High Fidelity Simulation of the Spray Generated by a Realistic Swirling Flow Injector

Practical aero-engine fuel injection systems are highly complicated, combining complex fuel atomizer and air swirling elements to achieve good fuel-air mixing as well as long residence time in order to enhance both combustion efficiency and stability. While detailed understanding of the multiphase flow processes occurring in a realistic injector has been limited due to the complex geometries and the challenges in near-field measurements, high fidelity, first principles simulation offers, for the first time, the potential for a comprehensive physics-based understanding. In this work, such simulations have been performed to investigate the spray atomization and subsequent droplet transport in a swirling air stream generated by a complex multi-nozzle/swirler combination. A Coupled Level Set and Volume Of Fluid (CLSVOF) approach is used to directly capture the liquid-gas interface and an embedded boundary (EB) method is applied to flexibly handle the complex injector geometry.

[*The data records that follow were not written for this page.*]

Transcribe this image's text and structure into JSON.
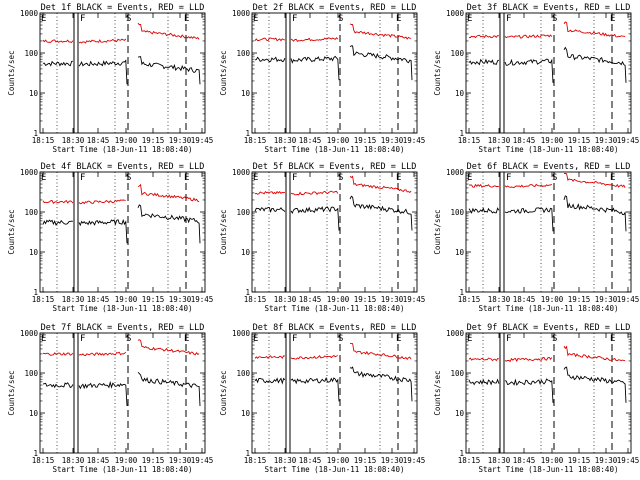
{
  "chart_data": [
    {
      "type": "line",
      "panel": "det-1f",
      "title": "Det 1f BLACK = Events, RED = LLD",
      "xlabel": "Start Time (18-Jun-11 18:08:40)",
      "ylabel": "Counts/sec",
      "yscale": "log",
      "ylim": [
        1,
        1000
      ],
      "yticks": [
        "1",
        "10",
        "100",
        "1000"
      ],
      "xticks": [
        "18:15",
        "18:30",
        "18:45",
        "19:00",
        "19:15",
        "19:30",
        "19:45"
      ],
      "x_minutes_range": [
        0,
        99
      ],
      "events_level": [
        55,
        55
      ],
      "lld_level": [
        200,
        350
      ],
      "markers": [
        {
          "label": "F",
          "x_min": 21
        },
        {
          "label": "S",
          "x_min": 52
        },
        {
          "label": "E",
          "x_min": 91
        }
      ],
      "series": [
        {
          "name": "Events",
          "color": "#000000"
        },
        {
          "name": "LLD",
          "color": "#dd0000"
        }
      ]
    },
    {
      "type": "line",
      "panel": "det-2f",
      "title": "Det 2f BLACK = Events, RED = LLD",
      "xlabel": "Start Time (18-Jun-11 18:08:40)",
      "ylabel": "Counts/sec",
      "yscale": "log",
      "ylim": [
        1,
        1000
      ],
      "yticks": [
        "1",
        "10",
        "100",
        "1000"
      ],
      "xticks": [
        "18:15",
        "18:30",
        "18:45",
        "19:00",
        "19:15",
        "19:30",
        "19:45"
      ],
      "x_minutes_range": [
        0,
        99
      ],
      "events_level": [
        70,
        100
      ],
      "lld_level": [
        220,
        350
      ],
      "markers": [
        {
          "label": "F",
          "x_min": 21
        },
        {
          "label": "S",
          "x_min": 52
        },
        {
          "label": "E",
          "x_min": 91
        }
      ],
      "series": [
        {
          "name": "Events",
          "color": "#000000"
        },
        {
          "name": "LLD",
          "color": "#dd0000"
        }
      ]
    },
    {
      "type": "line",
      "panel": "det-3f",
      "title": "Det 3f BLACK = Events, RED = LLD",
      "xlabel": "Start Time (18-Jun-11 18:08:40)",
      "ylabel": "Counts/sec",
      "yscale": "log",
      "ylim": [
        1,
        1000
      ],
      "yticks": [
        "1",
        "10",
        "100",
        "1000"
      ],
      "xticks": [
        "18:15",
        "18:30",
        "18:45",
        "19:00",
        "19:15",
        "19:30",
        "19:45"
      ],
      "x_minutes_range": [
        0,
        99
      ],
      "events_level": [
        60,
        85
      ],
      "lld_level": [
        260,
        380
      ],
      "markers": [
        {
          "label": "F",
          "x_min": 21
        },
        {
          "label": "S",
          "x_min": 52
        },
        {
          "label": "E",
          "x_min": 91
        }
      ],
      "series": [
        {
          "name": "Events",
          "color": "#000000"
        },
        {
          "name": "LLD",
          "color": "#dd0000"
        }
      ]
    },
    {
      "type": "line",
      "panel": "det-4f",
      "title": "Det 4f BLACK = Events, RED = LLD",
      "xlabel": "Start Time (18-Jun-11 18:08:40)",
      "ylabel": "Counts/sec",
      "yscale": "log",
      "ylim": [
        1,
        1000
      ],
      "yticks": [
        "1",
        "10",
        "100",
        "1000"
      ],
      "xticks": [
        "18:15",
        "18:30",
        "18:45",
        "19:00",
        "19:15",
        "19:30",
        "19:45"
      ],
      "x_minutes_range": [
        0,
        99
      ],
      "events_level": [
        55,
        90
      ],
      "lld_level": [
        180,
        300
      ],
      "markers": [
        {
          "label": "F",
          "x_min": 21
        },
        {
          "label": "S",
          "x_min": 52
        },
        {
          "label": "E",
          "x_min": 91
        }
      ],
      "series": [
        {
          "name": "Events",
          "color": "#000000"
        },
        {
          "name": "LLD",
          "color": "#dd0000"
        }
      ]
    },
    {
      "type": "line",
      "panel": "det-5f",
      "title": "Det 5f BLACK = Events, RED = LLD",
      "xlabel": "Start Time (18-Jun-11 18:08:40)",
      "ylabel": "Counts/sec",
      "yscale": "log",
      "ylim": [
        1,
        1000
      ],
      "yticks": [
        "1",
        "10",
        "100",
        "1000"
      ],
      "xticks": [
        "18:15",
        "18:30",
        "18:45",
        "19:00",
        "19:15",
        "19:30",
        "19:45"
      ],
      "x_minutes_range": [
        0,
        99
      ],
      "events_level": [
        115,
        150
      ],
      "lld_level": [
        300,
        500
      ],
      "markers": [
        {
          "label": "F",
          "x_min": 21
        },
        {
          "label": "S",
          "x_min": 52
        },
        {
          "label": "E",
          "x_min": 91
        }
      ],
      "series": [
        {
          "name": "Events",
          "color": "#000000"
        },
        {
          "name": "LLD",
          "color": "#dd0000"
        }
      ]
    },
    {
      "type": "line",
      "panel": "det-6f",
      "title": "Det 6f BLACK = Events, RED = LLD",
      "xlabel": "Start Time (18-Jun-11 18:08:40)",
      "ylabel": "Counts/sec",
      "yscale": "log",
      "ylim": [
        1,
        1000
      ],
      "yticks": [
        "1",
        "10",
        "100",
        "1000"
      ],
      "xticks": [
        "18:15",
        "18:30",
        "18:45",
        "19:00",
        "19:15",
        "19:30",
        "19:45"
      ],
      "x_minutes_range": [
        0,
        99
      ],
      "events_level": [
        110,
        150
      ],
      "lld_level": [
        450,
        650
      ],
      "markers": [
        {
          "label": "F",
          "x_min": 21
        },
        {
          "label": "S",
          "x_min": 52
        },
        {
          "label": "E",
          "x_min": 91
        }
      ],
      "series": [
        {
          "name": "Events",
          "color": "#000000"
        },
        {
          "name": "LLD",
          "color": "#dd0000"
        }
      ]
    },
    {
      "type": "line",
      "panel": "det-7f",
      "title": "Det 7f BLACK = Events, RED = LLD",
      "xlabel": "Start Time (18-Jun-11 18:08:40)",
      "ylabel": "Counts/sec",
      "yscale": "log",
      "ylim": [
        1,
        1000
      ],
      "yticks": [
        "1",
        "10",
        "100",
        "1000"
      ],
      "xticks": [
        "18:15",
        "18:30",
        "18:45",
        "19:00",
        "19:15",
        "19:30",
        "19:45"
      ],
      "x_minutes_range": [
        0,
        99
      ],
      "events_level": [
        50,
        70
      ],
      "lld_level": [
        300,
        450
      ],
      "markers": [
        {
          "label": "F",
          "x_min": 21
        },
        {
          "label": "S",
          "x_min": 52
        },
        {
          "label": "E",
          "x_min": 91
        }
      ],
      "series": [
        {
          "name": "Events",
          "color": "#000000"
        },
        {
          "name": "LLD",
          "color": "#dd0000"
        }
      ]
    },
    {
      "type": "line",
      "panel": "det-8f",
      "title": "Det 8f BLACK = Events, RED = LLD",
      "xlabel": "Start Time (18-Jun-11 18:08:40)",
      "ylabel": "Counts/sec",
      "yscale": "log",
      "ylim": [
        1,
        1000
      ],
      "yticks": [
        "1",
        "10",
        "100",
        "1000"
      ],
      "xticks": [
        "18:15",
        "18:30",
        "18:45",
        "19:00",
        "19:15",
        "19:30",
        "19:45"
      ],
      "x_minutes_range": [
        0,
        99
      ],
      "events_level": [
        65,
        100
      ],
      "lld_level": [
        250,
        350
      ],
      "markers": [
        {
          "label": "F",
          "x_min": 21
        },
        {
          "label": "S",
          "x_min": 52
        },
        {
          "label": "E",
          "x_min": 91
        }
      ],
      "series": [
        {
          "name": "Events",
          "color": "#000000"
        },
        {
          "name": "LLD",
          "color": "#dd0000"
        }
      ]
    },
    {
      "type": "line",
      "panel": "det-9f",
      "title": "Det 9f BLACK = Events, RED = LLD",
      "xlabel": "Start Time (18-Jun-11 18:08:40)",
      "ylabel": "Counts/sec",
      "yscale": "log",
      "ylim": [
        1,
        1000
      ],
      "yticks": [
        "1",
        "10",
        "100",
        "1000"
      ],
      "xticks": [
        "18:15",
        "18:30",
        "18:45",
        "19:00",
        "19:15",
        "19:30",
        "19:45"
      ],
      "x_minutes_range": [
        0,
        99
      ],
      "events_level": [
        60,
        85
      ],
      "lld_level": [
        220,
        300
      ],
      "markers": [
        {
          "label": "F",
          "x_min": 21
        },
        {
          "label": "S",
          "x_min": 52
        },
        {
          "label": "E",
          "x_min": 91
        }
      ],
      "series": [
        {
          "name": "Events",
          "color": "#000000"
        },
        {
          "name": "LLD",
          "color": "#dd0000"
        }
      ]
    }
  ]
}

The ghost fluid (GF) method is also used to facilitate simulations at realistic fuel-air density ratio. Adaptive mesh refinement (AMR) and Lagrangian droplet models are used to efficiently resolve the multi-scale processes. To alleviate the global constraint on the time-step imposed by locally activated AMR near liquid jets, a separate AMR simulation focusing on jet atomization was performed for relatively short physical time and the resulting Lagrangian droplets are coupled into another simulation on a uniform grid at larger time-steps. The high cost simulations were performed at the U.S. Department of Defense high performance computing facilities using over 5000 processors. Experiments at the same flow conditions were conducted at UTRC. The simulation details of flow velocity and vorticity due to the interaction of the fuel jet and swirling air are presented. The velocity magnitude is compared with experimental measurement at two downstream planes. The two-phase spray spreading is compared with experimental images and the flow details are further analyzed to enhance understanding of the complex physics.